Of course, not a problem. I look forward to seeing it!
I've made some subtle changes and updated the website (your vignette is here). I couldn't get the images to center both in the vignette when rendered locally and in the pkgdown website, so i'd be glad to know if you figure out a way! Anyway, i'll submit the next release to CRAN tonight or tomorrow, unless you see something amiss there.
This seems to have been resolved, and remaining issues with Shiny integration will play out in new issues and pull requests.

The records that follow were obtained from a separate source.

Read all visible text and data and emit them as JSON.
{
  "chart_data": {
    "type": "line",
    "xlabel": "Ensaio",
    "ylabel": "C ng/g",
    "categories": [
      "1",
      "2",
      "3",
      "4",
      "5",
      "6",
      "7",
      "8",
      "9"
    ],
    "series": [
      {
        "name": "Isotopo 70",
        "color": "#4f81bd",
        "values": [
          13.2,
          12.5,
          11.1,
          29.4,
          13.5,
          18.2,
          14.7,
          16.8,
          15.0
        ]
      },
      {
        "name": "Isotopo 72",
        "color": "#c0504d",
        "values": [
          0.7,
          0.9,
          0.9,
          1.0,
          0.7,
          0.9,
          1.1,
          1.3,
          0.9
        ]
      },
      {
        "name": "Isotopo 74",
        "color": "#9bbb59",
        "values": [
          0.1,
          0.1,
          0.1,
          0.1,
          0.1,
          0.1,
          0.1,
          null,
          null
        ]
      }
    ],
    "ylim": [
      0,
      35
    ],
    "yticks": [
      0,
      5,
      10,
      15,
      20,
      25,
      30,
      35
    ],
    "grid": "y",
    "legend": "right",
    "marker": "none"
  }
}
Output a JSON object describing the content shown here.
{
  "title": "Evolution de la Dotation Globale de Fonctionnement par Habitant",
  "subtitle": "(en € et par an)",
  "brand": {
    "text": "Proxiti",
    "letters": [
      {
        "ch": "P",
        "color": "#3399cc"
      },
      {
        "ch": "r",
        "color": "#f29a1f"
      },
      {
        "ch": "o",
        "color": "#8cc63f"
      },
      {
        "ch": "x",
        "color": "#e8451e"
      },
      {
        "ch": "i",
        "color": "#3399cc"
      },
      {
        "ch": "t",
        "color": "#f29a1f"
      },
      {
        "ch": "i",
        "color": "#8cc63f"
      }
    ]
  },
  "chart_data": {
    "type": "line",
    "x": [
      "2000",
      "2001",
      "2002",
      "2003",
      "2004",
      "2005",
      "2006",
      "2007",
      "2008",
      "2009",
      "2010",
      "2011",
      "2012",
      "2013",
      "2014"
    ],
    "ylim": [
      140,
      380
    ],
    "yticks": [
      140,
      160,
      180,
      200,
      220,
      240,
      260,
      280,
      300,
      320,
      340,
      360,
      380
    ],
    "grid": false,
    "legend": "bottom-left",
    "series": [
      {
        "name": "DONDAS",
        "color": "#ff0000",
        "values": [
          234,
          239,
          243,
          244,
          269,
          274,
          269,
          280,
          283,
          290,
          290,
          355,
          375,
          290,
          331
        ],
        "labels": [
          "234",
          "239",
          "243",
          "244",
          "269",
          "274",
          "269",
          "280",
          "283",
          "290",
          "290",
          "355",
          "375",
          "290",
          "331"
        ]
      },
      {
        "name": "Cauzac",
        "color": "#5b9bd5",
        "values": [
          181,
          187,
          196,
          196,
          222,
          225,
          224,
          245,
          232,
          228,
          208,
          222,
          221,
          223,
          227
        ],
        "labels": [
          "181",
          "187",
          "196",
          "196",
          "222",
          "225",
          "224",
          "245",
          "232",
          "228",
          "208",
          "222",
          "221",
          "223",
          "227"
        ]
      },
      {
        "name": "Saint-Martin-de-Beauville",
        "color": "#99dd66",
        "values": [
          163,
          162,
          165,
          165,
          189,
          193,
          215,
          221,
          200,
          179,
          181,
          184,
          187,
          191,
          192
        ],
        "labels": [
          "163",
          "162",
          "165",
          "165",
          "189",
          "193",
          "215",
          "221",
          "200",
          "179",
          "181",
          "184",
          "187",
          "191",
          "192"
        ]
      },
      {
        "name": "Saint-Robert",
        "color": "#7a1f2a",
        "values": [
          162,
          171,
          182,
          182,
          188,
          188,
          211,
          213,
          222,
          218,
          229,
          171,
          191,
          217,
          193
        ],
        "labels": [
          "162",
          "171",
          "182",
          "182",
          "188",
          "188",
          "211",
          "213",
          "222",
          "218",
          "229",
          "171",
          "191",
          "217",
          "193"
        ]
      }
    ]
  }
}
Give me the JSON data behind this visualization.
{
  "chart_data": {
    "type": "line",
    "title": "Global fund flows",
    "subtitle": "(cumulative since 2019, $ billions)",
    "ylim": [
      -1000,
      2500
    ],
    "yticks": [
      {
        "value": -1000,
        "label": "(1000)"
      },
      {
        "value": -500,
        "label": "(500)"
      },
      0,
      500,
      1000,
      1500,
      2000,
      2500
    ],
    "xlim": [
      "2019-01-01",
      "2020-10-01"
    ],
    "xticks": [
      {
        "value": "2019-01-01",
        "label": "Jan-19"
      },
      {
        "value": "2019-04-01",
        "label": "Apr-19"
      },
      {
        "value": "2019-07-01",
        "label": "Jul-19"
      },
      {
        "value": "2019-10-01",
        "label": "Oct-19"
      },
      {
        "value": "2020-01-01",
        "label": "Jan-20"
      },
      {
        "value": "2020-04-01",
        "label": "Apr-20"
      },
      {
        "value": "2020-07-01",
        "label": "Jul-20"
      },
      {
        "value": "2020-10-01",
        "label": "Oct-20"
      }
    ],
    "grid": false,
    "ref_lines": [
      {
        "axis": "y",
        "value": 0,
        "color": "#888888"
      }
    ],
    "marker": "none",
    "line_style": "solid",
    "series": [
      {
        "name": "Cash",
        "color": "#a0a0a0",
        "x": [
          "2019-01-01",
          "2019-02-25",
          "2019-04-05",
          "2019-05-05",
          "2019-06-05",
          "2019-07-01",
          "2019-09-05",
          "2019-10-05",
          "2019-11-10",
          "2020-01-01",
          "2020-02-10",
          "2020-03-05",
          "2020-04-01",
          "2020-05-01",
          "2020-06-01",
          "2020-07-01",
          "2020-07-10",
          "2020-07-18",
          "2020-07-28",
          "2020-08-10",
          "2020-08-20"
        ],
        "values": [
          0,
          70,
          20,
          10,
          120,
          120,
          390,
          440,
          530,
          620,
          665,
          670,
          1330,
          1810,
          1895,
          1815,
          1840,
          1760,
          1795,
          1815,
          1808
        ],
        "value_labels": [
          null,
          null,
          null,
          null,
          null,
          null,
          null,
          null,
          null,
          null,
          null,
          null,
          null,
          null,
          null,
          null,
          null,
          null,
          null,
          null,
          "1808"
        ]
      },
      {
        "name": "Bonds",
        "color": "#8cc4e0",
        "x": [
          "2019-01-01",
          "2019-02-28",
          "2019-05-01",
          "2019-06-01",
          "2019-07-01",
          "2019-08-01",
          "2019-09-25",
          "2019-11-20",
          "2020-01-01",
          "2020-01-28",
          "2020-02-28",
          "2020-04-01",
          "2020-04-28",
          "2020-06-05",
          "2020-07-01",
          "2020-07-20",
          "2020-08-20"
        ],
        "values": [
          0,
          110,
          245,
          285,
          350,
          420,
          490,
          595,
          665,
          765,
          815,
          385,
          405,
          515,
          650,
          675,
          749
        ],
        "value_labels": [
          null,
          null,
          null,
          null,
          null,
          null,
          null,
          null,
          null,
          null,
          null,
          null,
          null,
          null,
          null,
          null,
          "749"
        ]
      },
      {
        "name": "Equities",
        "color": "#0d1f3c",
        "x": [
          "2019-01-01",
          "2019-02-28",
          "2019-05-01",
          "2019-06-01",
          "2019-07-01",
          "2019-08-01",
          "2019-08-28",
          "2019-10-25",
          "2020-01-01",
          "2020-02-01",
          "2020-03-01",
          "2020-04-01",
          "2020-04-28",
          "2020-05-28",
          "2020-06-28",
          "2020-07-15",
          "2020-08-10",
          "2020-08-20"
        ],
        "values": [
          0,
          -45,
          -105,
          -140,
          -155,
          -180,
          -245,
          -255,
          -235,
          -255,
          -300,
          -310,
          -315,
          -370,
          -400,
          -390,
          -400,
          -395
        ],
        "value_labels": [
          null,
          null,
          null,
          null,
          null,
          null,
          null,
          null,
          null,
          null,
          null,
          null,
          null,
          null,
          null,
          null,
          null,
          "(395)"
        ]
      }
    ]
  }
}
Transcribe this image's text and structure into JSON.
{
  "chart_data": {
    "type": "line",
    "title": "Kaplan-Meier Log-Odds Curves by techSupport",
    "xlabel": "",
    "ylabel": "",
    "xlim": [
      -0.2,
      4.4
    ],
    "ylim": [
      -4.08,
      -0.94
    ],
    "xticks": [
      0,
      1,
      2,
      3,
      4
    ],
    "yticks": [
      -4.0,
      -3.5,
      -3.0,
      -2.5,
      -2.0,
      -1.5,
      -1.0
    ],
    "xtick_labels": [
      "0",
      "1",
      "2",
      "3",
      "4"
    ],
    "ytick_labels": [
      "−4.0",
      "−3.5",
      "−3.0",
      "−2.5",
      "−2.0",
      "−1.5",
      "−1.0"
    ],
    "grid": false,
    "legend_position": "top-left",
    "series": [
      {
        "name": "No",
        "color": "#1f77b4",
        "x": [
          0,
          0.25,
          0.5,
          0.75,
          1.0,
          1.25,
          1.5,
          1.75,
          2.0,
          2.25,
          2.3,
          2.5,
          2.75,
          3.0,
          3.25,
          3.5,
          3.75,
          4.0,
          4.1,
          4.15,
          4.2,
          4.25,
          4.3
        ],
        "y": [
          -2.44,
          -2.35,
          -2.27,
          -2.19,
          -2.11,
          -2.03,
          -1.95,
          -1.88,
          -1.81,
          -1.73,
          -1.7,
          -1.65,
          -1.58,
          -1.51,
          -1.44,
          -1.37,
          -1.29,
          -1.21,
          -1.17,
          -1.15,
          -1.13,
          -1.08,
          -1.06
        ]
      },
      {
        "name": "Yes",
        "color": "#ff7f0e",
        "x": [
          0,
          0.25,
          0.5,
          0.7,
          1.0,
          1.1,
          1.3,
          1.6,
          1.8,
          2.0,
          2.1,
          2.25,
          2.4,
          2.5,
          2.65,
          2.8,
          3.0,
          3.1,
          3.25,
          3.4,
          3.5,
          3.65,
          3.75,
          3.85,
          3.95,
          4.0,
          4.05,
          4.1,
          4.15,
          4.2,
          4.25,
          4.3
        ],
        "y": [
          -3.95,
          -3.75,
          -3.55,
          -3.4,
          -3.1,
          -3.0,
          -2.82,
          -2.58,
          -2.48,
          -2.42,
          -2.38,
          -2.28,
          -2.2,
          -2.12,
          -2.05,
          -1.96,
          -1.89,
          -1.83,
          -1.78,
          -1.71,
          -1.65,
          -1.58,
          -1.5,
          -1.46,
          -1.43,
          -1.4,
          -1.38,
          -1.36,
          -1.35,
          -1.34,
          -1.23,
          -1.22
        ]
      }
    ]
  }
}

Hi Cory, thanks for your amazing package. I am developing a Shiny app that uses ggalluvial to create an interactive Sankey diagram. I would like to display information in a window when the user hovers their mouse over the plot. I have been able to use the object that is generated from
ggplot_build()
to find the coordinates of each component ofgeom_stratum()
which I have used to display information about the strata when the user mouses over them.What I would like to do is easily be able to extract the x,y coordinates associated with the polygons that are plotted for
geom_alluvium
so that I can display information about each of the links. That's a little more difficult because of the splines. I was thinking of reverse engineering the coordinates by recalculating the spline coordinates myself manually, but is there an existing way to extract that information from the plot object?